The premise is an ASB one as it requires too many changes to even have the slightest chance of success.


Total collapse of US code breaking successes, the entire US Pacific Fleet in a completely different deployment and the IJN completely violating their own fundamental doctrine insisting on seeking the grand all out battle, a doctrine held so dear that top IJN officers tended to become psychotic when the USN did not appear ready to grant such a battle...these are just three major changes that would be required.
 
The dog catches the car

The premise is an ASB one as it requires too many changes to even have the slightest chance of success.
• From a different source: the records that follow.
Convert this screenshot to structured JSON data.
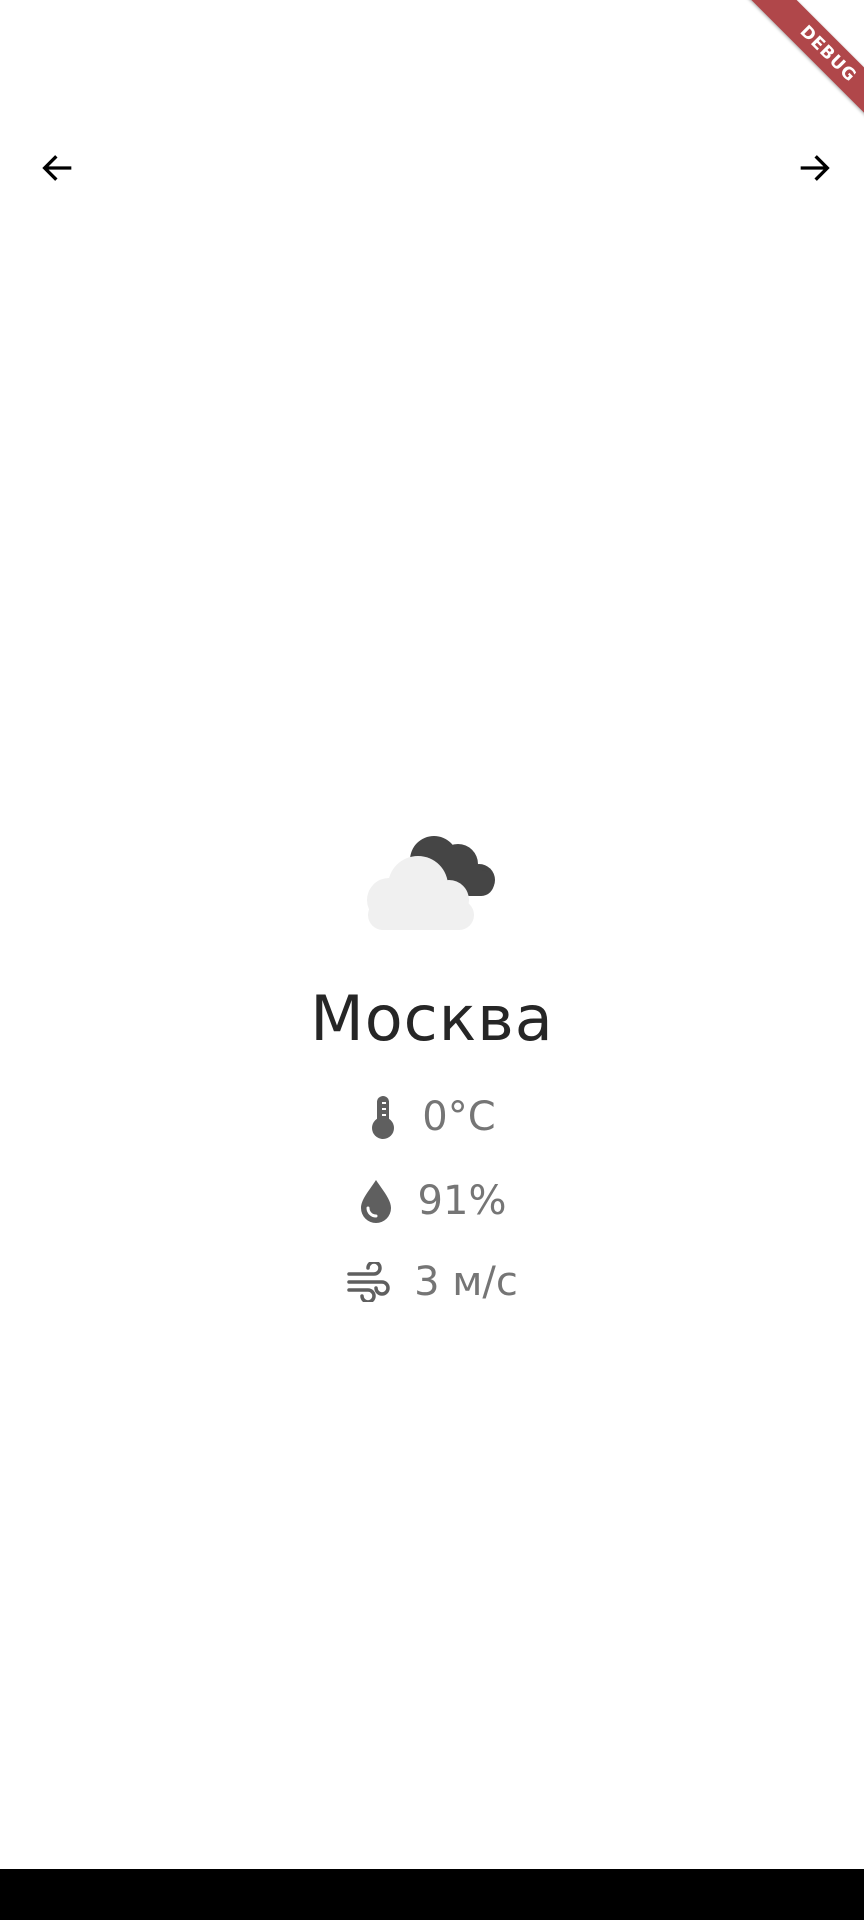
{
  "banner": {
    "label": "DEBUG",
    "color": "#b0474a"
  },
  "navigation": {
    "prev_icon": "arrow-left-icon",
    "next_icon": "arrow-right-icon"
  },
  "weather": {
    "condition_icon": "cloudy-night-icon",
    "city": "Москва",
    "temperature": "0°C",
    "temperature_icon": "thermometer-icon",
    "humidity": "91%",
    "humidity_icon": "water-drop-icon",
    "wind": "3 м/с",
    "wind_icon": "wind-icon"
  },
  "colors": {
    "text_primary": "#262626",
    "text_secondary": "#757575",
    "icon": "#5f5f5f"
  }
}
Total collapse of US code breaking successes, the entire US Pacific Fleet in a completely different deployment and the IJN completely violating their own fundamental doctrine insisting on seeking the grand all out battle, a doctrine held so dear that top IJN officers tended to become psychotic when the USN did not appear ready to grant such a battle...these are just three major changes that would be required.

Thanks.

The premise was more a question of seeing the Japanese landing force in the position of a dog chasing a car.:confused:

What is he going to do if he CATCHES it?:rolleyes:

Now an ASB would be asking what if the US decided to LET the Japanese take Midway so the USN could do the nasty stuff the other people who responded to this suggested. Bombing the runway, submarines and PT boats sink the supply ships, just decide to create something that focuses Japanese effort somewhere the US can bleed them out slowly and as painfully as possible.

That would never get approved if I am reading the American politicians and commanders right. Or the Japanese from your reading of them.

I just keep seeing the dog bite the tire, sink his teeth in and what happens next...
 
Thanks.

The premise was more a question of seeing the Japanese landing force in the position of a dog chasing a car.:confused:

What is he going to do if he CATCHES it?:rolleyes:

Now an ASB would be asking what if the US decided to LET the Japanese take Midway so the USN could do the nasty stuff the other people who responded to this suggested. Bombing the runway, submarines and PT boats sink the supply ships, just decide to create something that focuses Japanese effort somewhere the US can bleed them out slowly and as painfully as possible.

That would never get approved if I am reading the American politicians and commanders right. Or the Japanese from your reading of them.

I just keep seeing the dog bite the tire, sink his teeth in and what happens next...

Your point is logical.
As you say, the issue is mainly political. Maybe a Coral Sea which sinks or damages more US assets so opposing Midway is seen as suicidal? Leading to the acceptance of an elephant trap stategy.